Michael Jackson: A Mídia e a Morte
Morreu Michael Jackson. No mesmo instante rádios, jornais, tvs, sites apressam-se em produzir programas especiais, retrospectivas da carreira brilhante, matérias com as últimas notícias. A morte parece ser o grande mote que impulsiona o jornalismo, nada rende mais do que tragédias, ainda mais quando envolvem algum ícone da cultura contemporânea. Mas a morte parece trazer uma estranha lucidez. Se ‘ontem’ nem se ouvia falar no cantor, hoje ele é assunto obrigatório em torno do mundo e suas qualidades enquanto artista ímpar, por um breve momento suplantam os diversos escândalos que o colocavam na mídia nos últimos anos, em detrimento de seu talento incontestável. Como último ato reconhece-se que ele, o ídolo, era maior que os fatos bizarros que protagonizava. Não são poucos os que afirmam tratar-se de um artista completo, suas excentricidades passam a segundo plano. A morte parece, de alguma forma, ressaltar qualidades – ou será a última chance de se reparar danos, enganos e omissões?
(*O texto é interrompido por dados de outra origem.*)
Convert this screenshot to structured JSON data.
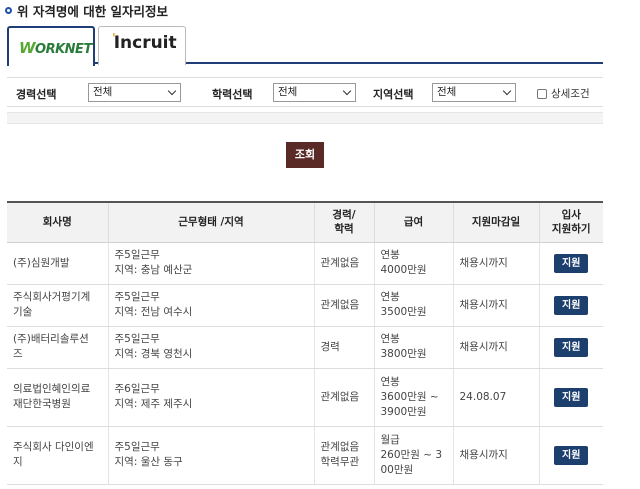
{
  "section_title": "위 자격명에 대한 일자리정보",
  "tabs": [
    {
      "name": "WORKNET",
      "logo_first": "W",
      "logo_rest": "ORKNET",
      "active": true
    },
    {
      "name": "Incruit",
      "logo_dot": "'",
      "logo_text": "Incruit",
      "active": false
    }
  ],
  "filters": {
    "career_label": "경력선택",
    "career_value": "전체",
    "education_label": "학력선택",
    "education_value": "전체",
    "region_label": "지역선택",
    "region_value": "전체",
    "detail_label": "상세조건"
  },
  "search_button": "조회",
  "table": {
    "headers": [
      "회사명",
      "근무형태 /지역",
      "경력/\n학력",
      "급여",
      "지원마감일",
      "입사\n지원하기"
    ],
    "rows": [
      {
        "company": "(주)심원개발",
        "work_type": "주5일근무",
        "region": "지역: 충남 예산군",
        "career": "관계없음",
        "salary": "연봉\n4000만원",
        "deadline": "채용시까지",
        "apply": "지원"
      },
      {
        "company": "주식회사거평기계\n기술",
        "work_type": "주5일근무",
        "region": "지역: 전남 여수시",
        "career": "관계없음",
        "salary": "연봉\n3500만원",
        "deadline": "채용시까지",
        "apply": "지원"
      },
      {
        "company": "(주)배터리솔루션\n즈",
        "work_type": "주5일근무",
        "region": "지역: 경북 영천시",
        "career": "경력",
        "salary": "연봉\n3800만원",
        "deadline": "채용시까지",
        "apply": "지원"
      },
      {
        "company": "의료법인혜인의료\n재단한국병원",
        "work_type": "주6일근무",
        "region": "지역: 제주 제주시",
        "career": "관계없음",
        "salary": "연봉\n3600만원 ~\n3900만원",
        "deadline": "24.08.07",
        "apply": "지원"
      },
      {
        "company": "주식회사 다인이엔\n지",
        "work_type": "주5일근무",
        "region": "지역: 울산 동구",
        "career": "관계없음\n학력무관",
        "salary": "월급\n260만원 ~ 3\n00만원",
        "deadline": "채용시까지",
        "apply": "지원"
      }
    ]
  },
  "colors": {
    "tab_border": "#1f3e78",
    "search_button": "#5a2b26",
    "apply_button": "#1d3f6e"
  }
}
A nota emitida por Robin Gibb, do Bee Gees, comentando que “se uma pequena proporção dos elogios feitos agora que ele morreu houvessem sido feitos no ano passado, talvez ele ainda estivesse conosco” diz muito da nossa relação com a vida e com a morte e, principalmente, com o outro: só nos damos conta do que perdemos quando a perda é irremediável O que ocorre com Michel hoje, já aconteceu com Elvis, Lennon, Marylin Monroe... A morte elevou o ídolo ao mais alto degrau da glória, já não podem mais errar e sua obra se eterniza. Mas do ser humano que cada um foi pouco ou nada fica. Em vida não foram vistos como pessoas comuns, suscetíveis a erros e acertos como qualquer mortal. Ao contrário, qualquer deslize sempre seria uma manchete que poderia render. E muito!
A nota de Gibb reporta ao homem Michael que, como qualquer outro, deseja o reconhecimento não só da sua arte mas, principalmente, da sua condição humana onde o reconhecimento do trabalho está atravessado de afeto, admiração por quem produz, e não como entidade autônoma, independente da vida e dos sentimentos do sujeito na condição de artista. Neste ponto, a mídia tem grande responsabilidade pela imagem que transmite. É ela que seleciona o que será visto, dito e omitido – é a grande formadora de opiniões. E a opinião que se tem de Michael não é exatamente lisonjeira: excêntrico, inconformado com a própria raça, descontrolado economicamente, suspeito de pedofilia... Para o público em geral, no qual me incluo, o quadro não é muito melhor que isso. Eram estas as notícias que davam manchete. Seus dramas pessoais pouco importavam. Sua queixa veemente a cerca da falta de amor e do desejo de uma infância nunca vivida – que isso sirva de alerta a pais que não perdem uma seletiva para ‘artistas mirins’ – passaram ao largo.
Morreu Michael Jackson. A TV se inunda de sua arte. Acabo por conhecer trabalhos interessantíssimos, clips que revelam preocupações com o meio ambiente, o desejo de que as guerras terminem, a preocupação com a fome. Trabalhos que revelam o homem. Homem que em vida jamais tive a oportunidade de saber que existia. Toca-me profundamente sua humanidade exposta neste momento em que não há mais nada a fazer, a não ser comover-se com alguém que gritou ao mundo sua fragilidade sem que este jamais tenha sido capaz de ouvi-lo. Eu sei que isso se explica, buscamos deuses, homens já o somos, queremos seres perfeitos, irretocáveis. Exigentes e invejosos, não admitimos falhas e os ídolos são amados na mesma proporção em que são exigidos.
Mas um dia vem a morte. E neste dia nos damos conta de muitas coisas que a vida parece ter ofuscado: Michael Jackson era um artista fantástico, completo como têm dito alguns críticos. Para minha geração que cresceu vendo os Jackson Five em desenho e que acompanhou, mesmo que de longe, o sucesso na carreira solo, fica a sensação do tempo que passou, da irreversibilidade, mas principalmente o sentimento de que o que a mídia ressaltava nos últimos anos não era tudo, havia bem mais do que manchetes sensasionalistas. Para os mais jovens que viram só a parte mais triste, talvez o estardalhaço midiático possa resgatar uma imagem mais completa do artista que ele foi.
De tudo isso fica uma lição, a mais óbvia e a mais negligenciada: morre-se. A eternidade é desejo, não fato. O tempo de que dispomos está sempre se extinguindo, nunca se ampliando. Portanto que não venha a morte surpreender-nos sem que tenhamos aprendido a amar e aceitar o outro como ele é. Se isso não é possível com os grandes ícones da mídia que seja exercício diário para com aqueles que nos cercam.